修介に支えられるように歩く私の姿は、傍目から見たら今にも倒れてしまいそうに見えていたに違いない。

だけど、それほどまでに私の心は憔悴しきっていた。

そんな私を気遣ってのことだろう。

テントまで辿り着くと、修介は中にある簡易の椅子に私に座るよう言ってきた。

それに従ってその簡易椅子に腰を下ろすと、修介は少し俯き気味な私の視界に自分が入るようにして目の前にしゃがんだ。


「美月、俺はこれからまた中に戻らないといけないんだ。
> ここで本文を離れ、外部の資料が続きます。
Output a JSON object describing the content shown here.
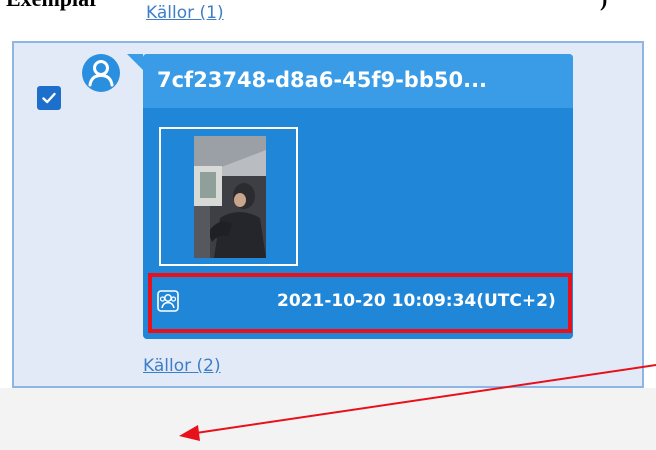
{
  "overlay": {
    "top_text_left": "Exemplar",
    "top_text_right": ")"
  },
  "previous_sources_label": "Källor (1)",
  "card": {
    "checkbox_checked": true,
    "title": "7cf23748-d8a6-45f9-bb50...",
    "icons": {
      "avatar": "user-avatar-icon",
      "contact": "contact-group-icon",
      "check": "checkmark-icon"
    },
    "timestamp": "2021-10-20 10:09:34(UTC+2)",
    "sources_label": "Källor (2)"
  },
  "colors": {
    "bubble": "#1f86d8",
    "bubble_header": "#3a9be6",
    "card_background": "#e3eaf7",
    "card_border": "#8fb5e3",
    "highlight_box": "#e8101a",
    "arrow": "#e8101a",
    "link": "#3d7fc7"
  }
}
だから、何かあったら周りの警察の人に言ってくれ、な?」


修介の言い聞かせるように紡がれた言葉に、私の心臓がキシリと音を立てた気がする。

そんな自分の感情も把握できない程に放心した状態ではあったが、私はなんとか頭を縦に動かした。

修介はそうした私の状態を見て心配そうな目を向けていたが、それでも修介はあの場所に戻らなければいけない。

私が心配な想いと、戻らなければいけない気持ちとが交錯していたらしい修介だったが、自分の中で結論を出すと私の頭を優しく一度撫でて、テントから出て行った。

そこからの記憶はほとんどない。

ただ、私のことを心配してくれた警察官の方々が色々と声を掛けてくれていたのは覚えている。

それらの声にちゃんと答えられていたのかは自信が無いが。




後日聞いた話によると、その後建物内に入っていった修介は朔弥たちと合流し、警察官たちと連携を取り合ってあっという間に犯人グループを捕まえたそうだ。

犯人の人数は私が最初に目視した5人であっていたらしく、既に3人を捕まえていたこちら側は、残りの2人を捕まえるのにそう時間はかからなかったと言っていた。

負傷していた男性も、春樹の迅速な処置のお陰で大事には至らなかったらしい。

そして私はと言うと、その時の私の状態を見た矢島さんという警察の方が気を利かせてくれて、事情聴取を違う日にしてくれたようで。

それは何でも、暁の皆が矢島さんに掛け合ってくれたからだったらしい。

まあ何はともあれ、それ以上の被害が出ずに事件が解決して本当に良かったと思う。